You can't do this within a UILabels. But my suggestion is that instead of using multiple UILabel just concentrate on NSAttributedString. Find UIControllers that draw NSAttributedString because UILabel, UITextView do not support NSAttributedString.

PS: if you plan to distribute an iOS6 or later application, as UILabel now support NSAttributedString, you should use UILabel directly instead of OHAttributedLabel as it is now natively supported by the OS.

OTHER TIPS

Try TTTAttributedLabel. It's a subclass of UILabel that supports NSAttributedStrings, which would make it easy to have multiple colors, fonts, and styles in the same string.

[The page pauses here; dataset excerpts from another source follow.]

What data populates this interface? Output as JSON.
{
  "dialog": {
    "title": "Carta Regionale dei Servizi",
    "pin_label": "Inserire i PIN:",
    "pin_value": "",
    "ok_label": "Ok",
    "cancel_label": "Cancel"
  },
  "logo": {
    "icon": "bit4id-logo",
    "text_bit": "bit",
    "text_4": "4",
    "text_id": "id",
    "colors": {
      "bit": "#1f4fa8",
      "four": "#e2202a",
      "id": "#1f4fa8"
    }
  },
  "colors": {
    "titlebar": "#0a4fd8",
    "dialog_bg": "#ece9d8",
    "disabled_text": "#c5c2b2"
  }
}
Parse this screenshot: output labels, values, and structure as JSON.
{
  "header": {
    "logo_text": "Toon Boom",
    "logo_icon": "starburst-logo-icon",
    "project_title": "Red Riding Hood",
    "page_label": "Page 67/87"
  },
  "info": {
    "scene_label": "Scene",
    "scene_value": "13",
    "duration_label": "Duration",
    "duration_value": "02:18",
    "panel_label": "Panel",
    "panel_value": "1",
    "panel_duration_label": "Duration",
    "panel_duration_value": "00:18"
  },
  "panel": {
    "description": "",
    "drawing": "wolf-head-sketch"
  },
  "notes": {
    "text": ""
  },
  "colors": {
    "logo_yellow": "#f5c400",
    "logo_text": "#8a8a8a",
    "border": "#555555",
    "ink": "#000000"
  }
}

Edit: Alternatively, if you don't want the 3rd party dependency and are targeting iOS 6, UILabel now has the attributedText property.

UILabel can only have one color. You either need a more sophisticated element, or - probably easier - just use two separate labels. Use [yourLabel sizeToFit]; and place them accordingly.

Swift 4
(Note: notation for attributed string key is changed in swift 4)

Here is an extension for NSMutableAttributedString, that add/set color on string/text.

extension NSMutableAttributedString {

    func setColor(color: UIColor, forText stringValue: String) {
        let range: NSRange = self.mutableString.range(of: stringValue, options: .caseInsensitive)
        self.addAttribute(NSAttributedStringKey.foregroundColor, value: color, range: range)
    }

}

Now, try above extension with UILabel and see result

let label = UILabel()
label.frame = CGRect(x: 40, y: 100, width: 280, height: 200)
let red = "red"
let blue = "blue"
let green = "green"
let stringValue = "\(red)\n\(blue)\n&\n\(green)"
label.textColor = UIColor.lightGray
label.numberOfLines = 0
let attributedString: NSMutableAttributedString = NSMutableAttributedString(string: stringValue)
attributedString.setColor(color: UIColor.red, forText: red)   // or use direct value for text "red"
attributedString.setColor(color: UIColor.blue, forText: blue)   // or use direct value for text "blue"
attributedString.setColor(color: UIColor.green, forText: green)   // or use direct value for text "green"
label.font = UIFont.systemFont(ofSize: 26)
label.attributedText = attributedString
self.view.addSubview(label)


Here is solution in Swift 3:

extension NSMutableAttributedString {
        func setColorForText(textToFind: String, withColor color: UIColor) {
         let range: NSRange = self.mutableString.range(of: textToFind, options: .caseInsensitive)
          if range != nil {
            self.addAttribute(NSForegroundColorAttributeName, value: color, range: range)
          }
        }

}


func multicolorTextLabel() {
        var string: NSMutableAttributedString = NSMutableAttributedString(string: "red\nblue\n&\ngreen")
        string.setColorForText(textToFind: "red", withColor: UIColor.red)
        string.setColorForText(textToFind: "blue", withColor: UIColor.blue)
        string.setColorForText(textToFind: "green", withColor: UIColor.green)
        labelObject.attributedText = string
    }

Result:

enter image description here

In iOS 6 UILabel has NSAttributedString property. So use that.